James : Parler uniquement des entrées et sorties de fonds n'est peut-être pas très excitant, mais je pense qu'il est bon de faire un point d'étape occasionnel pour vous et votre audience. Il y a près d'un an, vers avril 2025 (ou un peu avant), nous avons vécu un krach. Depuis ce point bas jusqu'au 10 octobre, environ 250 à 300 milliards de dollars sont entrés dans les ETF Bitcoin, ce qui est excellent. Mais à partir du 10 octobre, environ 90 milliards de dollars sont sortis. Les médias en parlaient comme si c'était la fin du monde, évoquant une fuite massive des capitaux. Mais si on prend du recul, on voit qu'avant cela, plus de 250 milliards de dollars étaient entrés en quelques mois, donc 90 milliards de sorties ne sont pas un problème. Les fonds entrent et sortent, c'est comme ça que fonctionnent les ETF. Ce que l'on veut voir, c'est une tendance à la hausse à long terme. Ainsi, du 23 février à fin mars, il y a eu en fait des entrées de fonds assez importantes. Beaucoup de sorties se sont inversées, avec environ 20 à 25 milliards de dollars qui sont revenus. Bien que toutes les sorties ne se soient pas inversées, la situation s'est stabilisée, les prix aussi, et nous atteignons presque chaque semaine des plus bas plus élevés. Donc les ETF Bitcoin se portent très bien, ils ont bien géré cette situation, il n'y a aucun découplage sur le marché. Les achats continuent. Nous savons grâce aux fichiers 13F que certains conseillers en investissement et fonds hedge ont vendu au quatrième trimestre. Je pense que cela est largement lié au trading de base, donc certaines des sorties que j'ai mentionnées sont probablement presque sans rapport avec le mouvement des prix. C'est davantage dû au trading de base : lorsque vous vendez des contrats futures à découvert et achetez au spot, vous pouvez obtenir un rendement sans risque, comme beaucoup d'invités en ont parlé. Mais je veux souligner que si un actif baisse de plus de 50 % et que les sorties de fonds (90 milliards) représentent moins de 15 % des entrées totales des deux premières années suivant le lancement, c'est vraiment excellent. Ce qui s'est finalement passé, c'est que les OG ont vendu du Bitcoin, et les détenteurs d'ETF Bitcoin sont en fait les vrais « diamond hands », ils détiennent fermement.
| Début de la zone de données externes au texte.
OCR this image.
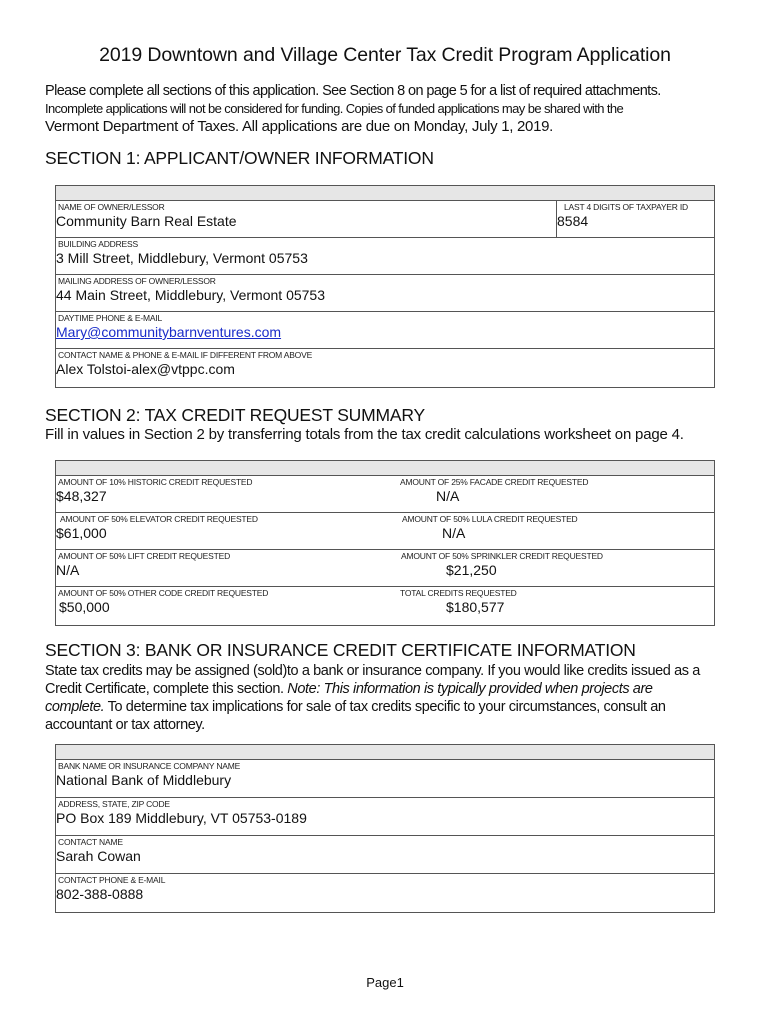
2019 Downtown and Village Center Tax Credit Program Application

Please complete all sections of this application. See Section 8 on page 5 for a list of required attachments.

Incomplete applications will not be considered for funding. Copies of funded applications may be shared with the

Vermont Department of Taxes. All applications are due on Monday, July 1, 2019.

SECTION 1: APPLICANT/OWNER INFORMATION
NAME OF OWNER/LESSOR
Community Barn Real Estate
LAST 4 DIGITS OF TAXPAYER ID
8584
BUILDING ADDRESS
3 Mill Street, Middlebury, Vermont 05753
MAILING ADDRESS OF OWNER/LESSOR
44 Main Street, Middlebury, Vermont 05753
DAYTIME PHONE & E-MAIL
Mary@communitybarnventures.com
CONTACT NAME & PHONE & E-MAIL IF DIFFERENT FROM ABOVE
Alex Tolstoi-alex@vtppc.com
SECTION 2: TAX CREDIT REQUEST SUMMARY
Fill in values in Section 2 by transferring totals from the tax credit calculations worksheet on page 4.
AMOUNT OF 10% HISTORIC CREDIT REQUESTED
$48,327
AMOUNT OF 25% FACADE CREDIT REQUESTED
N/A
AMOUNT OF 50% ELEVATOR CREDIT REQUESTED
$61,000
AMOUNT OF 50% LULA CREDIT REQUESTED
N/A
AMOUNT OF 50% LIFT CREDIT REQUESTED
N/A
AMOUNT OF 50% SPRINKLER CREDIT REQUESTED
$21,250
AMOUNT OF 50% OTHER CODE CREDIT REQUESTED
$50,000
TOTAL CREDITS REQUESTED
$180,577
SECTION 3: BANK OR INSURANCE CREDIT CERTIFICATE INFORMATION

State tax credits may be assigned (sold)to a bank or insurance company. If you would like credits issued as a

Credit Certificate, complete this section. Note: This information is typically provided when projects are

complete. To determine tax implications for sale of tax credits specific to your circumstances, consult an

accountant or tax attorney.

BANK NAME OR INSURANCE COMPANY NAME
National Bank of Middlebury
ADDRESS, STATE, ZIP CODE
PO Box 189 Middlebury, VT 05753-0189
CONTACT NAME
Sarah Cowan
CONTACT PHONE & E-MAIL
802-388-0888
Page1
Animateur : C'est exactement le point que je voulais approfondir. Parce que j'ai vu que toi et Eric Balchunas avez tweeté que personne ne s'attendait à ce que les investisseurs puissent résister à un repli aussi important que 50 %, mais dans le monde des ETF, ils l'ont fait, ils ont tenu bon au lieu de vendre.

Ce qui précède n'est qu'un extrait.